The final model can explain 13.66% of the variation in Weight.
null.model1 <- glm(Weight_Gr ~ 1, data = birthweight)
full.model1 <- glm(Weight_Gr ~ MomWtGain + MomSmoke + Black + Ed +
Visit + Boy + Married + MomAge, data = birthweight)
# step wise AIC
step.AIC <- step(full.model1, scope = list(upper=null.model1),
direction="both",test="Chisq", trace = F)
summary(step.AIC) # MomWtGain MomSmoke Ed Boy MomAge
##
## Call:
## glm(formula = Weight_Gr ~ MomWtGain + MomSmoke + Ed + Boy + MomAge,
## data = birthweight)
##
## Deviance Residuals:
## Min 1Q Median 3Q Max
## -0.9024 -0.4275 -0.1402 0.4574 0.9183
##
## Coefficients:
## Estimate Std. Error t value Pr(>|t|)
## (Intercept) 0.553685 0.042684 12.972 < 2e-16 ***
## MomWtGain -0.008521 0.001813 -4.701 3.58e-06 ***
## MomSmoke1 0.180962 0.067414 2.684 0.00757 **
## Ed1 -0.082952 0.049023 -1.692 0.09142 .
## Boy1 -0.091813 0.047857 -1.919 0.05577 .
## MomAge -0.010081 0.004267 -2.363 0.01863 *
## ---
## Signif. codes: 0 '***' 0.001 '**' 0.01 '*' 0.05 '.' 0.1 ' ' 1
##
## (Dispersion parameter for gaussian family taken to be 0.2271311)
##
## Null deviance: 99.978 on 399 degrees of freedom
## Residual deviance: 89.490 on 394 degrees of freedom
## AIC: 550.21
##
## Number of Fisher Scoring iterations: 2
# step wise BIC
step.BIC <- step(full.model1, scope = list(upper=null.model1),
direction="both",test="Chisq", trace = F, k=log(nrow(birthweight)))

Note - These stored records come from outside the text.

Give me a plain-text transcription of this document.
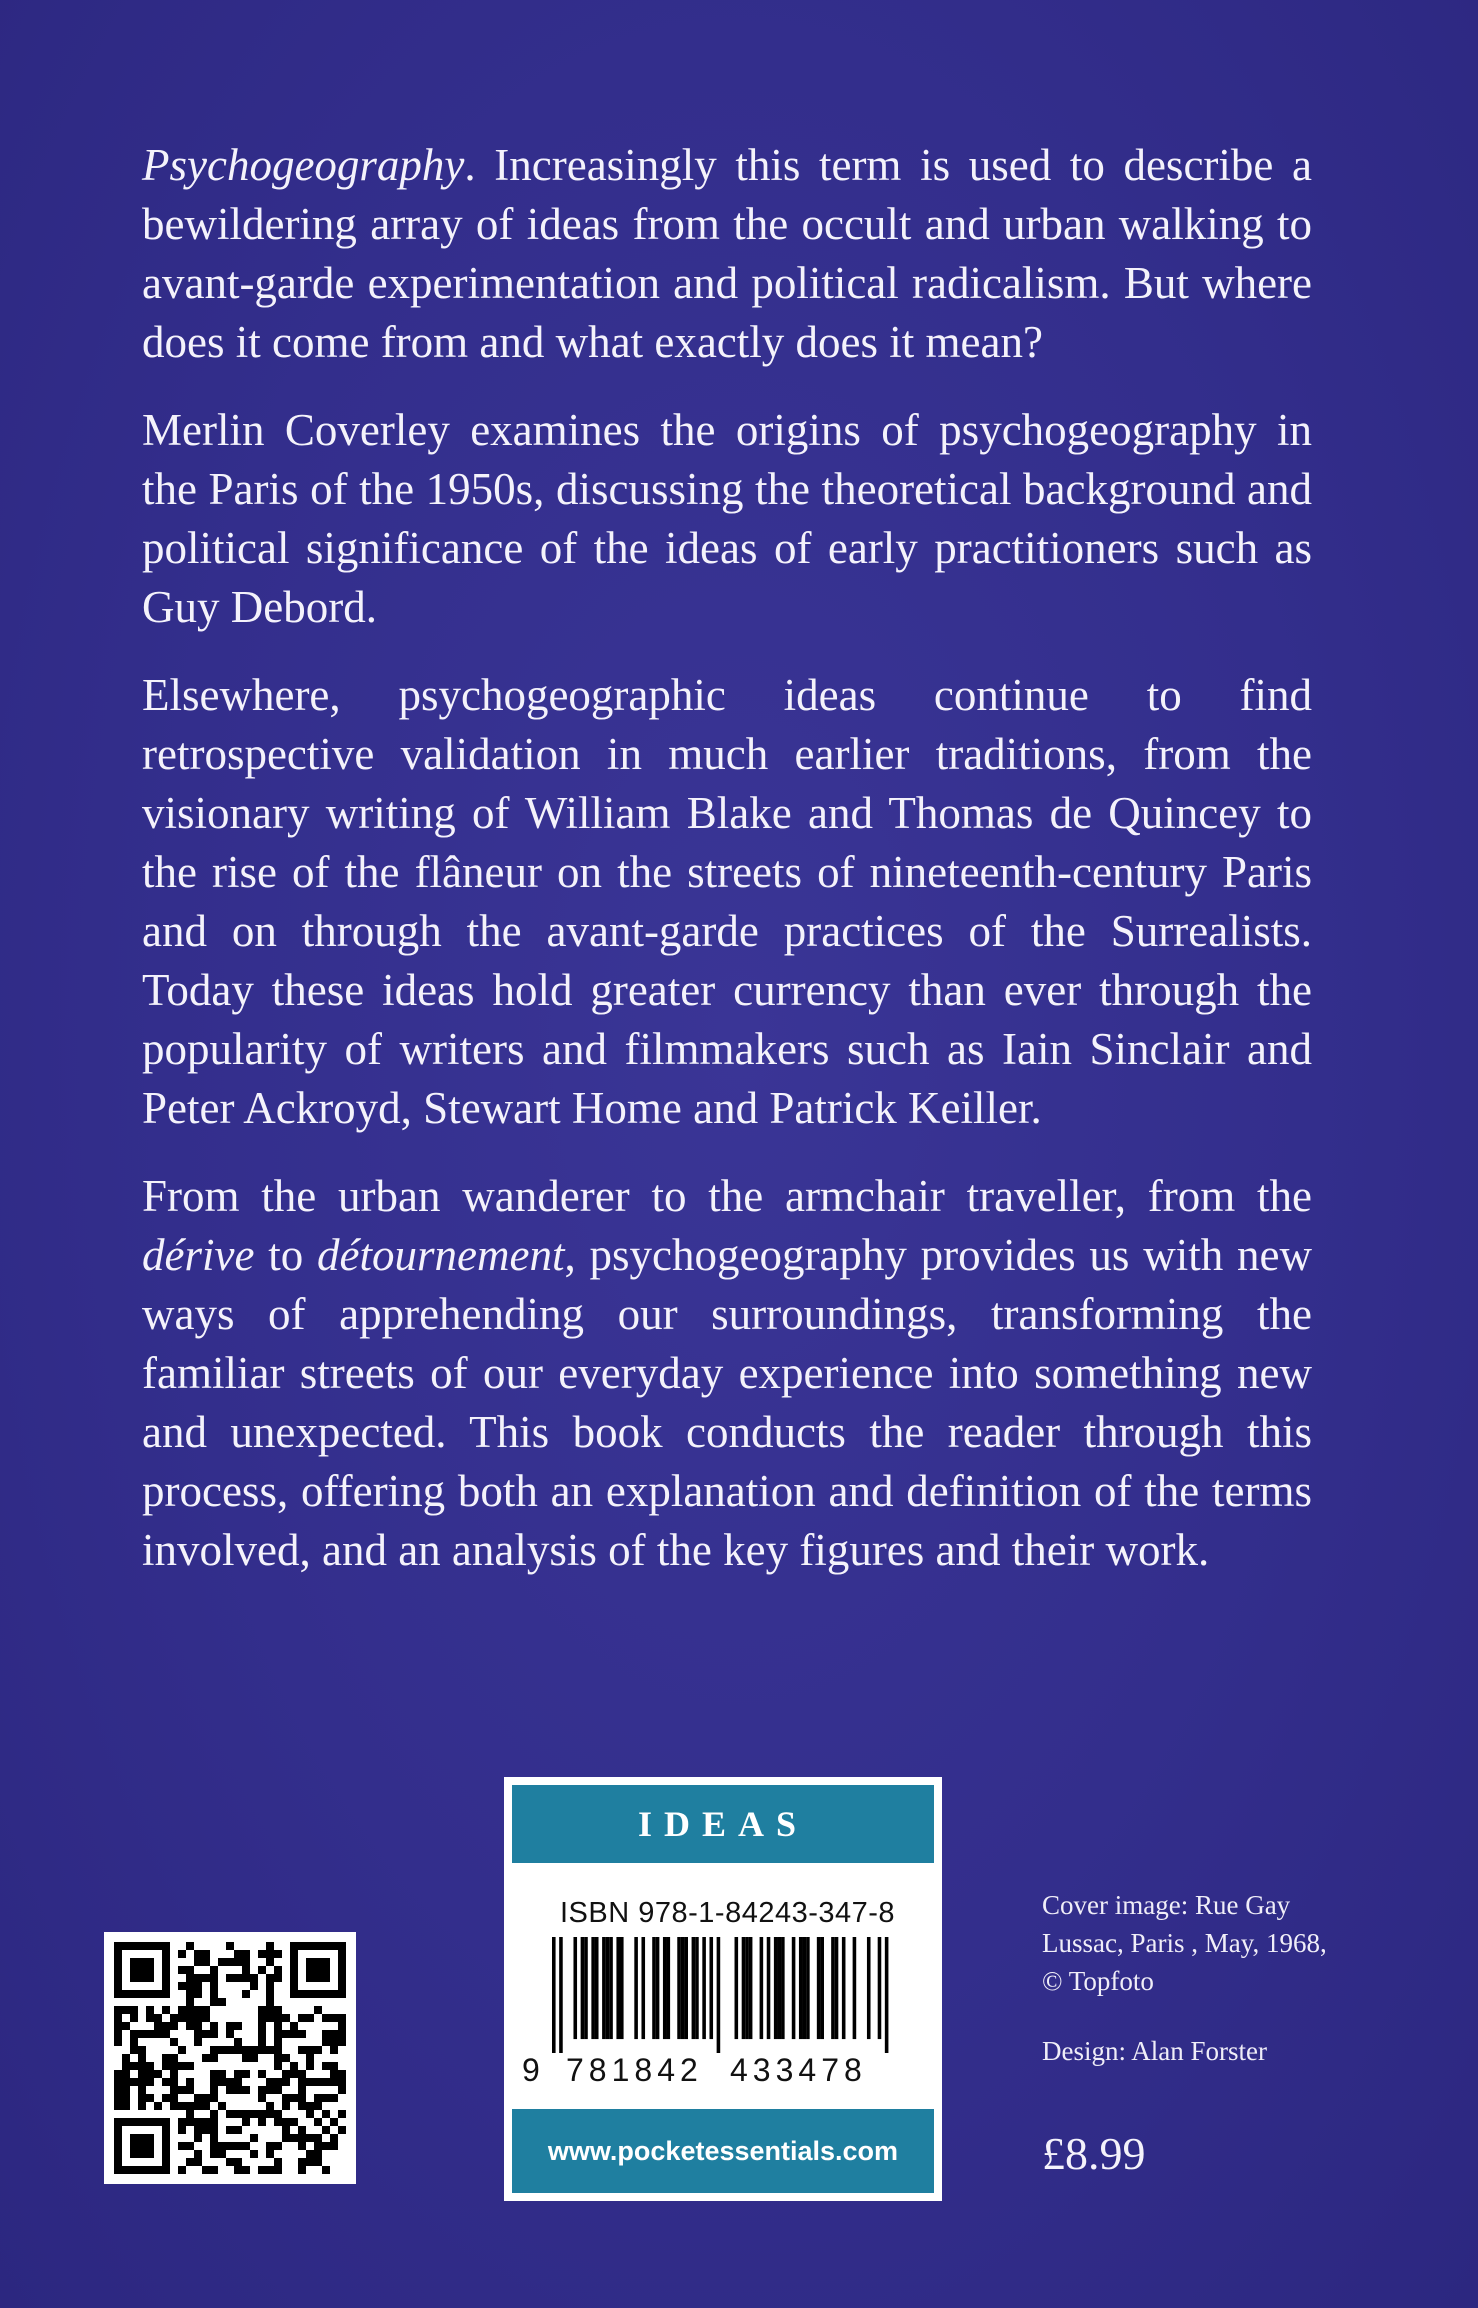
Psychogeography. Increasingly this term is used to describe a bewildering array of ideas from the occult and urban walking to avant-garde experimentation and political radicalism. But where does it come from and what exactly does it mean?

Merlin Coverley examines the origins of psychogeography in the Paris of the 1950s, discussing the theoretical background and political significance of the ideas of early practitioners such as Guy Debord.

Elsewhere, psychogeographic ideas continue to find retrospective validation in much earlier traditions, from the visionary writing of William Blake and Thomas de Quincey to the rise of the flâneur on the streets of nineteenth-century Paris and on through the avant-garde practices of the Surrealists. Today these ideas hold greater currency than ever through the popularity of writers and filmmakers such as Iain Sinclair and Peter Ackroyd, Stewart Home and Patrick Keiller.

From the urban wanderer to the armchair traveller, from the dérive to détournement, psychogeography provides us with new ways of apprehending our surroundings, transforming the familiar streets of our everyday experience into something new and unexpected. This book conducts the reader through this process, offering both an explanation and definition of the terms involved, and an analysis of the key figures and their work.

IDEAS
ISBN 978-1-84243-347-8
9 781842 433478
www.pocketessentials.com
Cover image: Rue Gay Lussac, Paris , May, 1968, © Topfoto
Design: Alan Forster
£8.99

summary(step.BIC) # MomWtGain MomSmoke MomAge
##
## Call:
## glm(formula = Weight_Gr ~ MomWtGain + MomSmoke + MomAge, data = birthweight)
##
## Deviance Residuals:
## Min 1Q Median 3Q Max
## -0.9252 -0.4393 -0.1846 0.4619 0.9235
##
## Coefficients:
## Estimate Std. Error t value Pr(>|t|)
## (Intercept) 0.468587 0.026060 17.981 < 2e-16 ***
## MomWtGain -0.008355 0.001820 -4.590 5.96e-06 ***
## MomSmoke1 0.192622 0.067614 2.849 0.00462 **
## MomAge -0.011069 0.004252 -2.603 0.00959 **
## ---
## Signif. codes: 0 '***' 0.001 '**' 0.01 '*' 0.05 '.' 0.1 ' ' 1
##
## (Dispersion parameter for gaussian family taken to be 0.2296022)
##
## Null deviance: 99.978 on 399 degrees of freedom
## Residual deviance: 90.922 on 396 degrees of freedom
## AIC: 552.57
##
## Number of Fisher Scoring iterations: 2
step.model.BIC <- glm(Weight_Gr ~ MomWtGain + MomSmoke + MomAge, data = birthweight)

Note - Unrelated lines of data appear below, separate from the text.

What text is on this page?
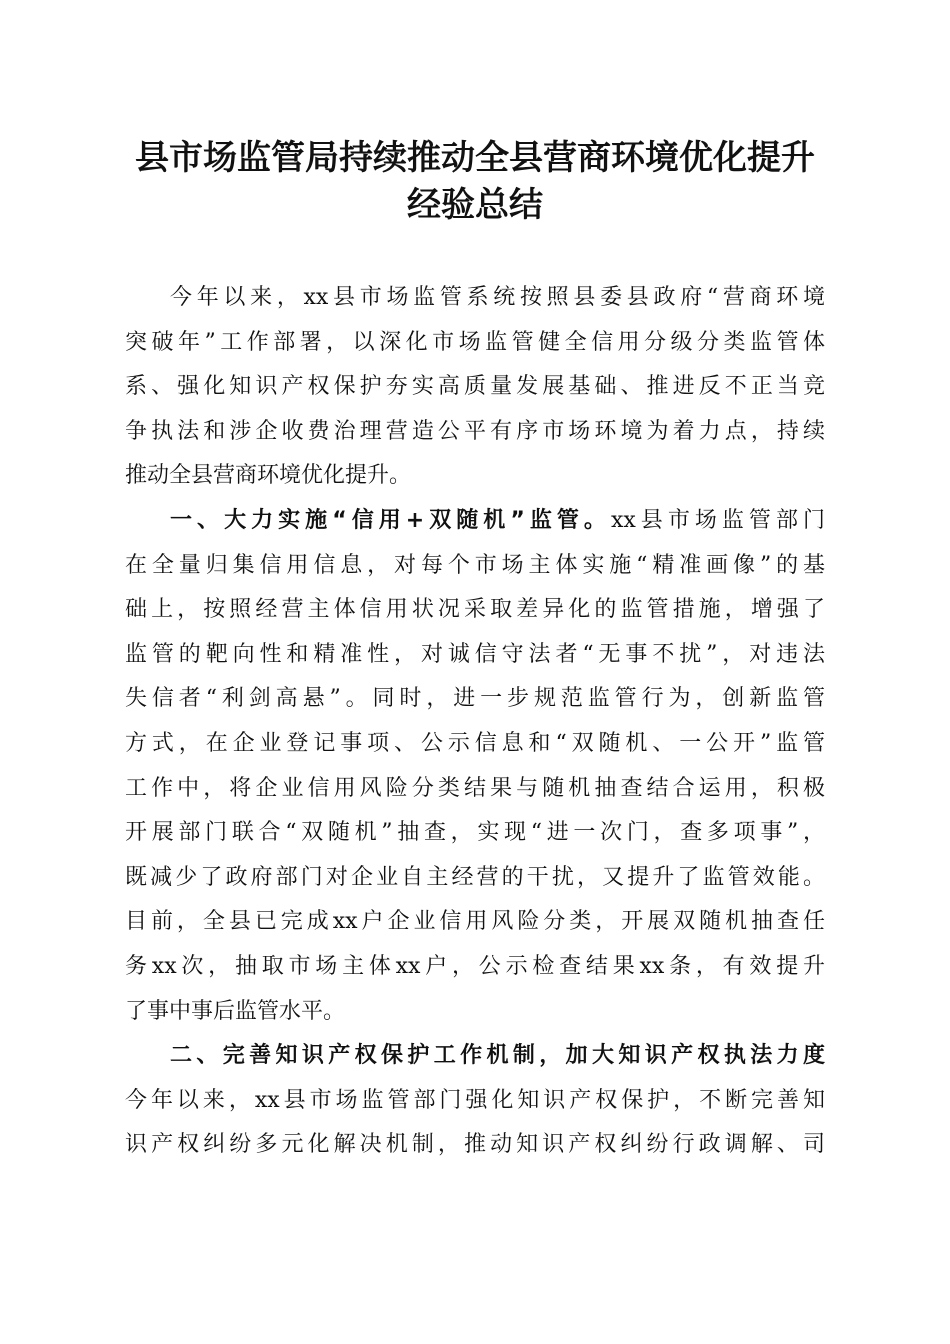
县市场监管局持续推动全县营商环境优化提升
经验总结
今年以来，xx县市场监管系统按照县委县政府“营商环境
突破年”工作部署，以深化市场监管健全信用分级分类监管体
系、强化知识产权保护夯实高质量发展基础、推进反不正当竞
争执法和涉企收费治理营造公平有序市场环境为着力点，持续
推动全县营商环境优化提升。
一、大力实施“信用+双随机”监管。xx县市场监管部门
在全量归集信用信息，对每个市场主体实施“精准画像”的基
础上，按照经营主体信用状况采取差异化的监管措施，增强了
监管的靶向性和精准性，对诚信守法者“无事不扰”，对违法
失信者“利剑高悬”。同时，进一步规范监管行为，创新监管
方式，在企业登记事项、公示信息和“双随机、一公开”监管
工作中，将企业信用风险分类结果与随机抽查结合运用，积极
开展部门联合“双随机”抽查，实现“进一次门，查多项事”，
既减少了政府部门对企业自主经营的干扰，又提升了监管效能。
目前，全县已完成xx户企业信用风险分类，开展双随机抽查任
务xx次，抽取市场主体xx户，公示检查结果xx条，有效提升
了事中事后监管水平。
二、完善知识产权保护工作机制，加大知识产权执法力度
今年以来，xx县市场监管部门强化知识产权保护，不断完善知
识产权纠纷多元化解决机制，推动知识产权纠纷行政调解、司
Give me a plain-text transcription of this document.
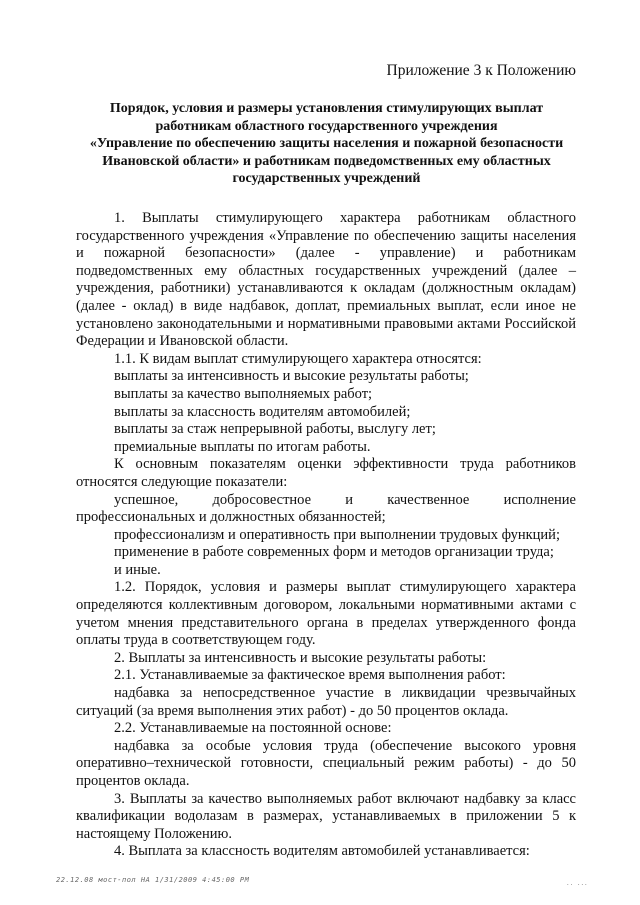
Приложение 3 к Положению
Порядок, условия и размеры установления стимулирующих выплат
работникам областного государственного учреждения
«Управление по обеспечению защиты населения и пожарной безопасности
Ивановской области» и работникам подведомственных ему областных
государственных учреждений

1. Выплаты стимулирующего характера работникам областного государственного учреждения «Управление по обеспечению защиты населения и пожарной безопасности» (далее - управление) и работникам подведомственных ему областных государственных учреждений (далее – учреждения, работники) устанавливаются к окладам (должностным окладам) (далее - оклад) в виде надбавок, доплат, премиальных выплат, если иное не установлено законодательными и нормативными правовыми актами Российской Федерации и Ивановской области.

1.1. К видам выплат стимулирующего характера относятся:

выплаты за интенсивность и высокие результаты работы;

выплаты за качество выполняемых работ;

выплаты за классность водителям автомобилей;

выплаты за стаж непрерывной работы, выслугу лет;

премиальные выплаты по итогам работы.

К основным показателям оценки эффективности труда работников относятся следующие показатели:

успешное, добросовестное и качественное исполнение профессиональных и должностных обязанностей;

профессионализм и оперативность при выполнении трудовых функций;

применение в работе современных форм и методов организации труда;

и иные.

1.2. Порядок, условия и размеры выплат стимулирующего характера определяются коллективным договором, локальными нормативными актами с учетом мнения представительного органа в пределах утвержденного фонда оплаты труда в соответствующем году.

2. Выплаты за интенсивность и высокие результаты работы:

2.1. Устанавливаемые за фактическое время выполнения работ:

надбавка за непосредственное участие в ликвидации чрезвычайных ситуаций (за время выполнения этих работ) - до 50 процентов оклада.

2.2. Устанавливаемые на постоянной основе:

надбавка за особые условия труда (обеспечение высокого уровня оперативно–технической готовности, специальный режим работы) - до 50 процентов оклада.

3. Выплаты за качество выполняемых работ включают надбавку за класс квалификации водолазам в размерах, устанавливаемых в приложении 5 к настоящему Положению.

4. Выплата за классность водителям автомобилей устанавливается:

22.12.08 мост-пол НА 1/31/2009 4:45:00 PM	.. ...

InflPoints = which(cooks.distance(step.model.BIC) > 0.1)
InflPoints # No influential points found
## named integer(0)
summary(step.model.BIC)
##
## Call:
## glm(formula = Weight_Gr ~ MomWtGain + MomSmoke + MomAge, data = birthweight)
##
## Deviance Residuals:
## Min 1Q Median 3Q Max
## -0.9252 -0.4393 -0.1846 0.4619 0.9235
##
## Coefficients:
## Estimate Std. Error t value Pr(>|t|)
## (Intercept) 0.468587 0.026060 17.981 < 2e-16 ***
## MomWtGain -0.008355 0.001820 -4.590 5.96e-06 ***
## MomSmoke1 0.192622 0.067614 2.849 0.00462 **
## MomAge -0.011069 0.004252 -2.603 0.00959 **
## ---
## Signif. codes: 0 '***' 0.001 '**' 0.01 '*' 0.05 '.' 0.1 ' ' 1
##
## (Dispersion parameter for gaussian family taken to be 0.2296022)
##
## Null deviance: 99.978 on 399 degrees of freedom
## Residual deviance: 90.922 on 396 degrees of freedom
## AIC: 552.57
##
## Number of Fisher Scoring iterations: 2
This model uses 400 observations.
length(birthweight$Weight_Gr[birthweight$Weight_Gr == 1])/nrow(birthweight)
## [1] 0.4925
Low birthweight infants represent the 49,25% of the observations.
fit.prob <- predict(step.model.BIC, type = "response")
pred.class <- ifelse(fit.prob > 0.4925, 1, 0)
mean(birthweight$Weight_Gr != pred.class)
## [1] 0.355
The misclassification rate is 35.5%.
hoslem.test(step.model.BIC$y, fitted(step.model.BIC), g=10)
##
## Hosmer and Lemeshow goodness of fit (GOF) test
##
## data: step.model.BIC$y, fitted(step.model.BIC)
## X-squared = 11.554, df = 8, p-value = 0.1722
The p-value of the Hosmer and Lemeshow goodness of fit (GOF) test is less greater than 0.05, so we cannot reject the null hypothesis. We can assume that the model is not poor fit.
The conclusions of the two analyses support and complement each other. For instance, they both shows that smoking moms’ infants have lower weight to an extent that enhance the likehood of having low birthweight babies.
Based on the results, I suggest to pregnant women not to smoke in order to lower of the chance of having a low birthweight infant.